Misfolding and accumulation of aberrant α-synuclein in the brain is associated with the distinct class of neurodegenerative diseases known as α-synucleinopathies, which include Parkinson’s disease, dementia with Lewy bodies and multiple system atrophy. Pathological changes in astrocytes contribute to all neurological disorders, and astrocytes are reported to possess α-synuclein inclusions in the context of α-synucleinopathies. Astrocytes are known to express and secrete numerous growth factors, which are fundamental for neuroprotection, synaptic connectivity and brain metabolism; changes in growth factor secretion may contribute to pathobiology of neurological disorders. Here we analysed the effect of α-synuclein overexpression in cultured human astrocytes on growth factor expression and release. For this purpose, the intracellular and secreted levels of 33 growth factors (GFs) and 8 growth factor receptors (GFRs) were analysed in cultured human astrocytes by chemiluminescence-based western/dot blot. Overexpression of human α-synuclein in cultured foetal human astrocytes significantly changes the profile of GF production and secretion. We found that human astrocytes express and secrete FGF2, FGF6, EGF, IGF1, AREG, IGFBP2, IGFBP4, VEGFD, PDGFs, KITLG, PGF, TGFB3 and NTF4. Overexpression of human α-synuclein significantly modified the profile of GF production and secretion, with particularly strong changes in EGF, PDGF, VEGF and their receptors as well as in IGF-related proteins. Bioinformatics analysis revealed possible interactions between α-synuclein and EGFR and GDNF, as well as with three GF receptors, EGFR, CSF1R and PDGFRB.

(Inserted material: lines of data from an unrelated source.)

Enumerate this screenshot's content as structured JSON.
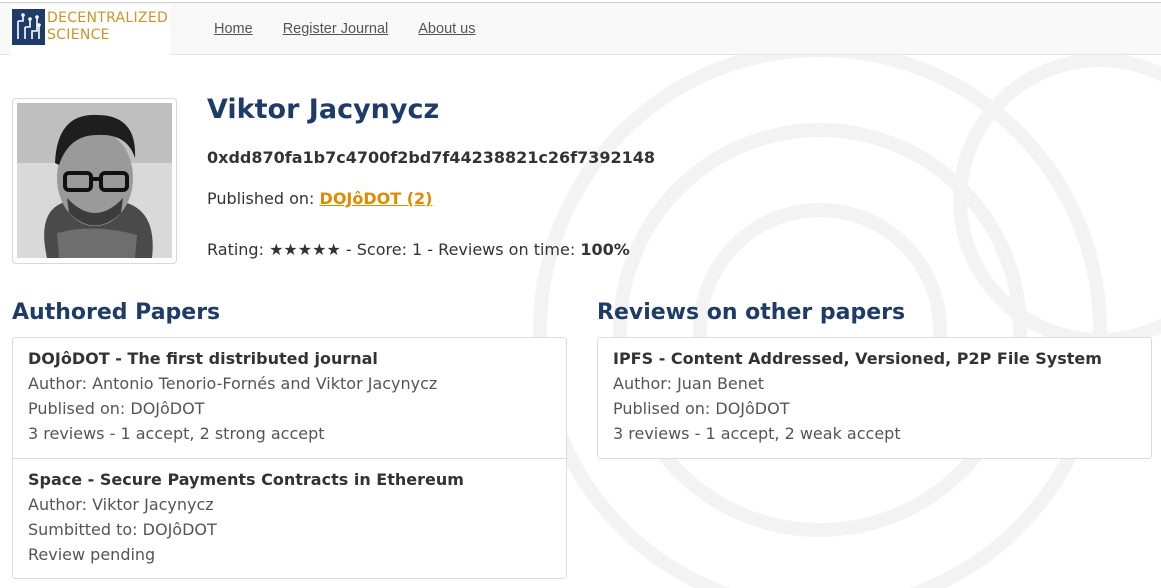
{
  "logo": {
    "line1": "DECENTRALIZED",
    "line2": "SCIENCE"
  },
  "nav": {
    "home": "Home",
    "register": "Register Journal",
    "about": "About us"
  },
  "profile": {
    "name": "Viktor Jacynycz",
    "address": "0xdd870fa1b7c4700f2bd7f44238821c26f7392148",
    "published_label": "Published on:",
    "published_link": "DOJôDOT (2)",
    "rating_label": "Rating:",
    "stars": "★★★★★",
    "score_text": "- Score: 1 - Reviews on time:",
    "on_time": "100%"
  },
  "authored": {
    "title": "Authored Papers",
    "papers": [
      {
        "title": "DOJôDOT - The first distributed journal",
        "line1": "Author: Antonio Tenorio-Fornés and Viktor Jacynycz",
        "line2": "Publised on: DOJôDOT",
        "line3": "3 reviews - 1 accept, 2 strong accept"
      },
      {
        "title": "Space - Secure Payments Contracts in Ethereum",
        "line1": "Author: Viktor Jacynycz",
        "line2": "Sumbitted to: DOJôDOT",
        "line3": "Review pending"
      }
    ]
  },
  "reviews": {
    "title": "Reviews on other papers",
    "papers": [
      {
        "title": "IPFS - Content Addressed, Versioned, P2P File System",
        "line1": "Author: Juan Benet",
        "line2": "Publised on: DOJôDOT",
        "line3": "3 reviews - 1 accept, 2 weak accept"
      }
    ]
  }
}
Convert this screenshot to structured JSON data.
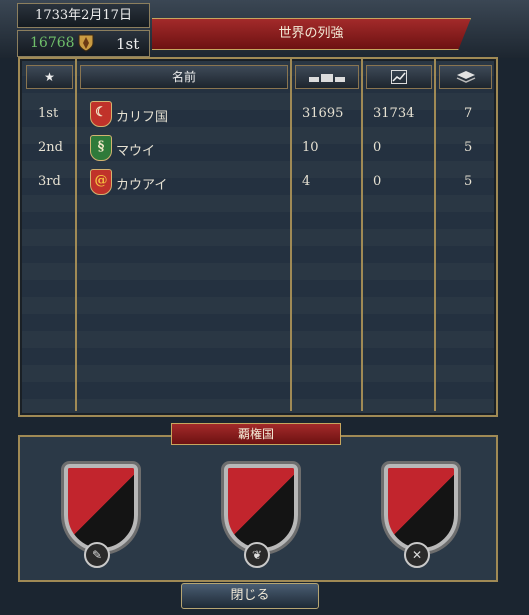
{
  "header": {
    "date": "1733年2月17日",
    "score": "16768",
    "rank": "1st",
    "title": "世界の列強"
  },
  "columns": {
    "rank_icon": "star-icon",
    "name": "名前",
    "col3_icon": "army-icon",
    "col4_icon": "trend-icon",
    "col5_icon": "stack-icon"
  },
  "rows": [
    {
      "rank": "1st",
      "name": "カリフ国",
      "v1": "31695",
      "v2": "31734",
      "v3": "7",
      "shield_color": "#c0322a",
      "shield_glyph": "☾"
    },
    {
      "rank": "2nd",
      "name": "マウイ",
      "v1": "10",
      "v2": "0",
      "v3": "5",
      "shield_color": "#2f7a3a",
      "shield_glyph": "§"
    },
    {
      "rank": "3rd",
      "name": "カウアイ",
      "v1": "4",
      "v2": "0",
      "v3": "5",
      "shield_color": "#c0322a",
      "shield_glyph": "@"
    }
  ],
  "hegemony": {
    "title": "覇権国",
    "slots": [
      {
        "icon": "✎"
      },
      {
        "icon": "❦"
      },
      {
        "icon": "✕"
      }
    ]
  },
  "close_label": "閉じる"
}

大脑中异常 α-突触核蛋白的错误折叠和积累与称为 α-突触核蛋白病的不同类型的神经退行性疾病有关，其中包括帕金森病、路易体痴呆和多系统萎缩。星形胶质细胞的病理变化会导致所有神经系统疾病，据报道星形胶质细胞在 α-突触核蛋白病的背景下具有 α-突触核蛋白内含物。众所周知，星形胶质细胞可以表达和分泌多种生长因子，这些因子对于神经保护、突触连接和大脑代谢至关重要。生长因子分泌的变化可能有助于神经系统疾病的病理学。在这里，我们分析了 α-突触核蛋白在培养的人星形胶质细胞中过表达对生长因子表达和释放的影响。以此目的，通过基于化学发光的蛋白质印迹/斑点印迹分析培养的人星形胶质细胞中 33 种生长因子 (GF) 和 8 种生长因子受体 (GFR) 的细胞内和分泌水平。人 α-突触核蛋白在培养的胎儿人星形胶质细胞中的过表达显着改变了 GF 产生和分泌的特征。我们发现人星形胶质细胞表达和分泌 FGF2、FGF6、EGF、IGF1、AREG、IGFBP2、IGFBP4、VEGFD、PDGFs、KITLG、PGF、TGFB3 和 NTF4。人α-突触核蛋白的过度表达显着改变了GF产生和分泌的特征，尤其是EGF、PDGF、VEGF及其受体以及IGF相关蛋白的变化。生物信息学分析揭示了 α-突触核蛋白与 EGFR 和 GDNF 以及三种 GF 受体（EGFR、CSF1R 和 PDGFRB）之间可能存在相互作用。